Emotions swarm in my chest at the thought of him wondering what I was doing and if I would come back. I always walked away because he was so quiet and distant. There are only two times we were together when I felt like he let me in. Like he showed me a piece of him that was just for me. Which was so unfair, because he had all of my pieces. He knew everything about me and every vulnerability.
In all four years we were together, there are only two times he dropped his guard and let me in.
The second and last time was the night he came to my apartment, the night I left him. I sought him out because I knew he could make me feel better and then I ran away, hating myself for using him, hating myself for going back to someone who couldn’t give me a commitment. Every low moment I had, I ran to him, and I couldn’t keep doing it. Especially not with what had happened that week.
I knew I shouldn’t have been with him that night the second he was done fucking me in the alley. By that point I couldn’t stand to look at myself in the mirror, so I ran to my ex. The same ex who had never told me he loved me during the four years we were together, the ex who never once called me his girlfriend. The ex I let call me a whore as he fucked me in an alley. It doesn’t take a rocket scientist to know I was fucked in the head and needed help.

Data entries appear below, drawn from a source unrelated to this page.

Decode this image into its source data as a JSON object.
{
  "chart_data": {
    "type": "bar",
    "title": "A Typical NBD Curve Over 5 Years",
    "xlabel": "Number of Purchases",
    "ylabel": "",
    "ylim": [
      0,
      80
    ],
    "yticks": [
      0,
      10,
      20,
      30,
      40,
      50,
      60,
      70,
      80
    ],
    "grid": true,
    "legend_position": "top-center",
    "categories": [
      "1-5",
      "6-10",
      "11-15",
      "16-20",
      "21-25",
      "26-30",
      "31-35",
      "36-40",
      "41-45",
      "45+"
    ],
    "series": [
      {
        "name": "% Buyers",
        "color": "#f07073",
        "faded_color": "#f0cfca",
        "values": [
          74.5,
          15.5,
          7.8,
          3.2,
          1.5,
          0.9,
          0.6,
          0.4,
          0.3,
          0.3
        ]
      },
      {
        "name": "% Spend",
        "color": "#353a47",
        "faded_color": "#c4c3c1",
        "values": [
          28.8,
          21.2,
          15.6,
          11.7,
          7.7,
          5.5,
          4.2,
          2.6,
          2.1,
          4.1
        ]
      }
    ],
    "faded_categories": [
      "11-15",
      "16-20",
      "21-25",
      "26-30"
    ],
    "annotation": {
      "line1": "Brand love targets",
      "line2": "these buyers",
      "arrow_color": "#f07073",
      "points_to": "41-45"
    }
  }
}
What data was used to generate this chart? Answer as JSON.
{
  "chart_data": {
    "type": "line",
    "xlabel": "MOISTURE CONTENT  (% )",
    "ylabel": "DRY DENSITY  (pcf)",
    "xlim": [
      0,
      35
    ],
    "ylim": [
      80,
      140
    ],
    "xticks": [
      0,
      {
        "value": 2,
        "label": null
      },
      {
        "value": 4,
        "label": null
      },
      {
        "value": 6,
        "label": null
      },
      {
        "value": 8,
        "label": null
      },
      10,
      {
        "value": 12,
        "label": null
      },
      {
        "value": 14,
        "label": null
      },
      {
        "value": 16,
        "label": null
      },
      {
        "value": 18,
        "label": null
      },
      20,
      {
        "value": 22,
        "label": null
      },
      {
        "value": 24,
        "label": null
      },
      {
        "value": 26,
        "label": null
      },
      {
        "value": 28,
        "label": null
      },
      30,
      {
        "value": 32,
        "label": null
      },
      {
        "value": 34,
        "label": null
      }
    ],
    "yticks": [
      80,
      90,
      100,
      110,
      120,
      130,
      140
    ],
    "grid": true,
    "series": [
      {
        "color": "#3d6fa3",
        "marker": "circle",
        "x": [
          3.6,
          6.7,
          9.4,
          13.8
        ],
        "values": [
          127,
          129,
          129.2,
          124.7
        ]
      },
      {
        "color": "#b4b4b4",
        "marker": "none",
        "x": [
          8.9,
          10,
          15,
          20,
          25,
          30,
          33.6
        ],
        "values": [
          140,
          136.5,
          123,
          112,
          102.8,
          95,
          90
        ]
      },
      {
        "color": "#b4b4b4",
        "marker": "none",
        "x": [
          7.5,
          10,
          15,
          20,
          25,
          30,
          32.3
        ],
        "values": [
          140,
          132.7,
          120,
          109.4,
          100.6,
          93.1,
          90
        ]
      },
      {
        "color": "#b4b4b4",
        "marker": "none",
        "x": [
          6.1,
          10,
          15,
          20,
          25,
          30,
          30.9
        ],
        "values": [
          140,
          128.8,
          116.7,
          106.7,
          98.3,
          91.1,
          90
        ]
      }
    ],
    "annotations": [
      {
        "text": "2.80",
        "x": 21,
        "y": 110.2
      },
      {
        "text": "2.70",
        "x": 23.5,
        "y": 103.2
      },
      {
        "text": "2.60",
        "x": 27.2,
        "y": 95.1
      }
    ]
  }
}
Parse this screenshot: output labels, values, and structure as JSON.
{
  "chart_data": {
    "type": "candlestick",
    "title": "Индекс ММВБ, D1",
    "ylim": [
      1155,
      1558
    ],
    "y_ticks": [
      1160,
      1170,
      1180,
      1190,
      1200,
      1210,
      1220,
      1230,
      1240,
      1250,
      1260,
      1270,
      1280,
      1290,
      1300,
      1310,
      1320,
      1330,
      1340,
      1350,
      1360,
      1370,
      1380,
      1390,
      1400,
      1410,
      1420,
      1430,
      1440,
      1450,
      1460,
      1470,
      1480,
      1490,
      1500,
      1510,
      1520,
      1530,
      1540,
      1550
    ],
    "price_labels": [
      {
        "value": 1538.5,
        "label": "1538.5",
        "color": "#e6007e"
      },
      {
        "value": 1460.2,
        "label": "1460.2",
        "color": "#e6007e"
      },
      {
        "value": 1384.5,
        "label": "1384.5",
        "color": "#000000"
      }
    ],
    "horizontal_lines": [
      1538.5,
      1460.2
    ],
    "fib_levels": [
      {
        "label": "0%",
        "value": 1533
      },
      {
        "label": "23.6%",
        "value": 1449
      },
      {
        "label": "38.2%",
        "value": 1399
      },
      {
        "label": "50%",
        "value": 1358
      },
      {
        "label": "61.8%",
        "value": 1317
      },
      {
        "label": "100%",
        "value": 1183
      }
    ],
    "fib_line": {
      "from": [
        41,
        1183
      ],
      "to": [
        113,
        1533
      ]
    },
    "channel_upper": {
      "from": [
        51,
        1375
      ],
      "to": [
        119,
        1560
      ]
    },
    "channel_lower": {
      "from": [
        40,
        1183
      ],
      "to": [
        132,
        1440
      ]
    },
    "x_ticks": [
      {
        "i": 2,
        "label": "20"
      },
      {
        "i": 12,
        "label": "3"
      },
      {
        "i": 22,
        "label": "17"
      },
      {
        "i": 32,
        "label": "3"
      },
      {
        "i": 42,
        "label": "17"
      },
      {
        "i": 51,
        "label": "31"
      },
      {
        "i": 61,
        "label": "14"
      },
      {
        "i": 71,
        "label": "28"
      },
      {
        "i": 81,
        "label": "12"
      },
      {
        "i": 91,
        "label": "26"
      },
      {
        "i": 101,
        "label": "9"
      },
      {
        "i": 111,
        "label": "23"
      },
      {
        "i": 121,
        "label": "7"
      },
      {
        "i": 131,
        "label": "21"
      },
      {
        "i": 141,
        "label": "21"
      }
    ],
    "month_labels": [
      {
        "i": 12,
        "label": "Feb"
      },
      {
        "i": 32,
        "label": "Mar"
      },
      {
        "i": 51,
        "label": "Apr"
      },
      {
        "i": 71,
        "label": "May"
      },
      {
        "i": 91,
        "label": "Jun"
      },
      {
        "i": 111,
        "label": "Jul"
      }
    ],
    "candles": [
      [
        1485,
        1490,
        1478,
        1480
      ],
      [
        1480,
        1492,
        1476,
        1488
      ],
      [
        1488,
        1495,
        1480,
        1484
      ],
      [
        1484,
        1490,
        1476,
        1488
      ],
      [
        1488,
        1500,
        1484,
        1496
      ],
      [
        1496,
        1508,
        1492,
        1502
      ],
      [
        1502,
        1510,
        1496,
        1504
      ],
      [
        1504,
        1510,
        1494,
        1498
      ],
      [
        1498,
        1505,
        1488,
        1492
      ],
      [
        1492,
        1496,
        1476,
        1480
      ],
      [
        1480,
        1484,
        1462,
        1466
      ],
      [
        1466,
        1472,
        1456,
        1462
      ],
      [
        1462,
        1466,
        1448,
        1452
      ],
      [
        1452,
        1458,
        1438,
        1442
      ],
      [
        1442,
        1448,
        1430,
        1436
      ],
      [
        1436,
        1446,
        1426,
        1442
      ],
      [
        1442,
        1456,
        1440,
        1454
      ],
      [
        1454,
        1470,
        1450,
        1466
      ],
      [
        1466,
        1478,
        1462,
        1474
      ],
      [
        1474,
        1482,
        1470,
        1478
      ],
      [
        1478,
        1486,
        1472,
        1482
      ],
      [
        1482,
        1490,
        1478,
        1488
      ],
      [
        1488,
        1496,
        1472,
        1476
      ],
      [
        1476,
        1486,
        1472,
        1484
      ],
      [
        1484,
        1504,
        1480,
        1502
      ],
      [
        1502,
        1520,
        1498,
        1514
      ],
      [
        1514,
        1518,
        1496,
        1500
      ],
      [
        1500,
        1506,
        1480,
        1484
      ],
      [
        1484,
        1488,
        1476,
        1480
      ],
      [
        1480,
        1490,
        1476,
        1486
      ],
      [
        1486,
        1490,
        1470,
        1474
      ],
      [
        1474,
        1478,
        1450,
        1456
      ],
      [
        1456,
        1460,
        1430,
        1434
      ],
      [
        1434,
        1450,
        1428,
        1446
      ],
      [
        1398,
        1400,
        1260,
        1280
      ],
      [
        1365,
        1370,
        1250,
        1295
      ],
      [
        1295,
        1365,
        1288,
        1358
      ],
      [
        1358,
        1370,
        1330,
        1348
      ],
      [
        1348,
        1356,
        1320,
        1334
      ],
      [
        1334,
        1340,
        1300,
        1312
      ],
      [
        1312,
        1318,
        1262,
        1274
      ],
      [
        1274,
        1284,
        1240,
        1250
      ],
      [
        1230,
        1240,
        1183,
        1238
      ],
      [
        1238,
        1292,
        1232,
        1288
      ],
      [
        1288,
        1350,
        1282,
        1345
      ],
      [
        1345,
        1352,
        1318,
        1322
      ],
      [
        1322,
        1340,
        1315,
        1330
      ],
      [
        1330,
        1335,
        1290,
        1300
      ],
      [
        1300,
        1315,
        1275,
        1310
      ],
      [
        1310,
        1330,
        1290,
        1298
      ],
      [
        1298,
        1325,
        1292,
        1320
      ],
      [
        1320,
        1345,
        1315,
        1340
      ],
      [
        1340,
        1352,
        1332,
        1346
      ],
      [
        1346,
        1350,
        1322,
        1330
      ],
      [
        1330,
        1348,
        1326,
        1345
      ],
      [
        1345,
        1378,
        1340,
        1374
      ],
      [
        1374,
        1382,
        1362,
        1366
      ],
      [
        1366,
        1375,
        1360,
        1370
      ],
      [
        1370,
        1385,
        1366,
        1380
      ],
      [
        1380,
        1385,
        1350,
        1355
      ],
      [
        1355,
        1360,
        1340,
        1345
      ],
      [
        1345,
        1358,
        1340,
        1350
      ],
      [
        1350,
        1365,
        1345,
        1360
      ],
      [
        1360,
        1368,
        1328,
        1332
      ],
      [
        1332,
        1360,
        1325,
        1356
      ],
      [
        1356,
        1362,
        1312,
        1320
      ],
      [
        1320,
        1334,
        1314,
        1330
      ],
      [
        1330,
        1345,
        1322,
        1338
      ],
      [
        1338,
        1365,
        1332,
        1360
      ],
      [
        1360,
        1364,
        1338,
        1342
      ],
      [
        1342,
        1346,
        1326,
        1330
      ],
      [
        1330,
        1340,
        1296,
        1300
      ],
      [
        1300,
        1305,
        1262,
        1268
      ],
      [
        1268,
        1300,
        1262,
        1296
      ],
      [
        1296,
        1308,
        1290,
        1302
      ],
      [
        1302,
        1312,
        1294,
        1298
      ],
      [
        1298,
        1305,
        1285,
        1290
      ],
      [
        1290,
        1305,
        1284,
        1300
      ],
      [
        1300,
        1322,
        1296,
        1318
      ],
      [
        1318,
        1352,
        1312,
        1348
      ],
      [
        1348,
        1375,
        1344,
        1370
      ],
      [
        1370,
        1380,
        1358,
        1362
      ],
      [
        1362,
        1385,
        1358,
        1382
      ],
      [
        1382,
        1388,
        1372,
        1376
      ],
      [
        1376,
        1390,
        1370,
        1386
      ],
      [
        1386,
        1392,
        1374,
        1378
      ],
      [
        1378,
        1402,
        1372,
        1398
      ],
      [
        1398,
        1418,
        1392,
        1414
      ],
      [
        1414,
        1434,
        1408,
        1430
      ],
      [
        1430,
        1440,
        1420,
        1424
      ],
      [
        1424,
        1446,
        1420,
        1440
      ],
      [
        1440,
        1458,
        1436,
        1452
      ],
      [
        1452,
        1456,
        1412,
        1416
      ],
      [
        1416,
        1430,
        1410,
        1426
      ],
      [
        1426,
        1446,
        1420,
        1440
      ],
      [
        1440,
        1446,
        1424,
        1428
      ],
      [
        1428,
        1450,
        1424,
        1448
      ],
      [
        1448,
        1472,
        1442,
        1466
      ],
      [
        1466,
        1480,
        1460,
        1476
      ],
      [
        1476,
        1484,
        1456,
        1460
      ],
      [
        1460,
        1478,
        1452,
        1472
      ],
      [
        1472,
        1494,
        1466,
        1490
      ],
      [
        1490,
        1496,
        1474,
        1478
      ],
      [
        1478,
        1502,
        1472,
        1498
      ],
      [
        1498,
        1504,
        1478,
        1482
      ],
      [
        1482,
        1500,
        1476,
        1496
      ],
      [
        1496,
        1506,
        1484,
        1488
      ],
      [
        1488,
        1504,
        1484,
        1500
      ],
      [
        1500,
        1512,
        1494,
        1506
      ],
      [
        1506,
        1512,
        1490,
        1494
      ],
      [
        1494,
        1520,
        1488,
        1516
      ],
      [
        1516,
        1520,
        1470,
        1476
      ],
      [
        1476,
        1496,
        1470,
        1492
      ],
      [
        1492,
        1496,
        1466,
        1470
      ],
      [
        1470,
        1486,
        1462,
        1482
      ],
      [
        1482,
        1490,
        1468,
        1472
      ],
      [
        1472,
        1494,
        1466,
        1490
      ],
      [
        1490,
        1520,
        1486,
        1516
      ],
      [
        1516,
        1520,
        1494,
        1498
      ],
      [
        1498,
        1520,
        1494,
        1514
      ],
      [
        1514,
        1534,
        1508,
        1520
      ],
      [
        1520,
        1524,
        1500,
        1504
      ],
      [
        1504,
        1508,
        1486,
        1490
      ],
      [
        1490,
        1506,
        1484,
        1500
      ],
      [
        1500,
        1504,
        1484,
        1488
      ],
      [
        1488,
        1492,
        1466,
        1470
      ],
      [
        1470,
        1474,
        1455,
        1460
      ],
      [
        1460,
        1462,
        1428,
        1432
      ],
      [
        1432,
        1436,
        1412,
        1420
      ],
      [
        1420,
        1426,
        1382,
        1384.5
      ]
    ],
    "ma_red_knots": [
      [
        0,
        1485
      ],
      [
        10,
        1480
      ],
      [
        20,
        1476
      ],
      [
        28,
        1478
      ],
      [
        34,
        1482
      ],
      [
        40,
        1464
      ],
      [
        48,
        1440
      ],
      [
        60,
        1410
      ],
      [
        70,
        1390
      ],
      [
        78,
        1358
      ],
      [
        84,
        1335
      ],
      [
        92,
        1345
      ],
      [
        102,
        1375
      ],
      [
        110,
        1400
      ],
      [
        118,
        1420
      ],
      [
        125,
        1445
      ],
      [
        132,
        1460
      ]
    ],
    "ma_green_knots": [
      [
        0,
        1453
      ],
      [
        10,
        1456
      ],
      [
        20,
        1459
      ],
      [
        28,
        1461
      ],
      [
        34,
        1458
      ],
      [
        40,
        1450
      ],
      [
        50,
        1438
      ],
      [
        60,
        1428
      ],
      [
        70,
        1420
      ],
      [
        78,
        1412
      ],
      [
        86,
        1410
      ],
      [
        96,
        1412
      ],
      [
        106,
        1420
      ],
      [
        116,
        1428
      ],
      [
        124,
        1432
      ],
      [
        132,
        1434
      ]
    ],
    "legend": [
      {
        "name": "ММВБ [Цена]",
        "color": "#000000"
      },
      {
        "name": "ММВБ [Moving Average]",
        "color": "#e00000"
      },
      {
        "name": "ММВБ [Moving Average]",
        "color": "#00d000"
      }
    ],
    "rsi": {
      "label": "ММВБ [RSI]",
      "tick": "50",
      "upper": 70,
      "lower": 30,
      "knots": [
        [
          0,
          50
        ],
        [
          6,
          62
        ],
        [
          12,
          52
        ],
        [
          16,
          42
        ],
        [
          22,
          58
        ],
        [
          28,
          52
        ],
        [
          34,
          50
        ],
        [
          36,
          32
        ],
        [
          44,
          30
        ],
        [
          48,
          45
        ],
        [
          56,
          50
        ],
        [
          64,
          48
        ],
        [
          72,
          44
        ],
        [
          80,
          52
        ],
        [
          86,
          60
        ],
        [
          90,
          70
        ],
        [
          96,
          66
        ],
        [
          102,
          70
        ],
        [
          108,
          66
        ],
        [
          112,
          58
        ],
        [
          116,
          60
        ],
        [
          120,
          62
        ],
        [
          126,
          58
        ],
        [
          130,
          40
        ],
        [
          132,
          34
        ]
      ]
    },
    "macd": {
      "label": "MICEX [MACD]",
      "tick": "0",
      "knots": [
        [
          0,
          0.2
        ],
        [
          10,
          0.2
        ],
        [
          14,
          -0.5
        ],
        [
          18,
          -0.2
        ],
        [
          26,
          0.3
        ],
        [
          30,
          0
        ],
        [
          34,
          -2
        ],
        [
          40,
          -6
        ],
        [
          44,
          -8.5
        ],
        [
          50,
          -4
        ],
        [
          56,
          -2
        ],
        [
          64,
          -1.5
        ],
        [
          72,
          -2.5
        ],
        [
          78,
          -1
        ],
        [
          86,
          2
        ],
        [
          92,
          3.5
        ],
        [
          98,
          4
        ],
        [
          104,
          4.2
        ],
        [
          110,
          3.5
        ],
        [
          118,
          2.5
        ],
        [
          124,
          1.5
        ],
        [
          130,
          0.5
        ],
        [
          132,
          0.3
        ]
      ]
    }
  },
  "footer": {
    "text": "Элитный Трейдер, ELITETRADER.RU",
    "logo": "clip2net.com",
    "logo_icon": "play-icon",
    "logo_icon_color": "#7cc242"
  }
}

I knew going to him because I was in pain was wrong. I was falling into an old pattern of behavior, relying on a bad habit simply because I felt a gaping hole in my heart I knew he could fill. And when I realized that, I knew it had to be the last time.
So when he told me he’d enter the bar after me, and back to an old group of friends I’d missed so much since I’d last seen him nearly two weeks prior, I gave him a small smile and kissed the edge of his lips, noting how rough his stubble felt against the pads of my fingertips. He didn’t realize it was goodbye, or that I already missed him. I said I’d go to the bathroom first and he should go in before me.
I liked being his whore, his submissive, his… whatever you’d call it. A lot of people called me a lot of things. Both to my face and behind my back. The sex was always amazing, whether it was sweet or dirty; slow and sensual, or hot and rough. But it crossed lines I didn’t know how to avoid. And that night, I felt dirty. I felt like I was beneath him in the way I always feared he saw me. I felt like I was only a poor girl he saved once, a pathetic girl who kept coming around because she had no one else. That’s how I felt, and although something deep inside my heart screamed it was more than that, there were no words to prove it to me.
I didn’t expect anything at all from him when I escaped back to my place, but certainly not him banging on my door, demanding for me to tell him what happened. After all, I wasn’t his girlfriend and whenever we got into a fight and left, he didn’t follow me. So why follow me now, when we hadn’t seen each other in weeks and it was just a dirty fuck?
I’d never seen him worried like that. Especially not over me.
I didn’t expect him to search for me when I never went back to the bar; I didn’t expect him to be so angry, so hurt, since he never was before. He never came for me ever. And he never yelled at me like that either. Maybe that’s why I slammed the door in his face.
I was going through so much, that having the one person I knew I loved scream at me was something I couldn’t take.
Time changes a lot of things, but it’s never changed the way my heart feels when I think of the look in Madox’s eyes that night. When I told him I regretted being with him, and that I wished I hadn’t seen him that night. I pushed him away as hard as I could.
I told him I wished I’d never opened my heart to him again, to a man who had no room or need for me in his life. It was my own fault, and I told him so. I’m not sure how much of that is the truth, and how much is a lie.
I was a silly twenty-year-old girl, suffering through life and running back to my first love every time I felt alone. Since I was seventeen that’s what I’d done. Madox Reed was a hard habit to break, but I broke it that night, three years ago.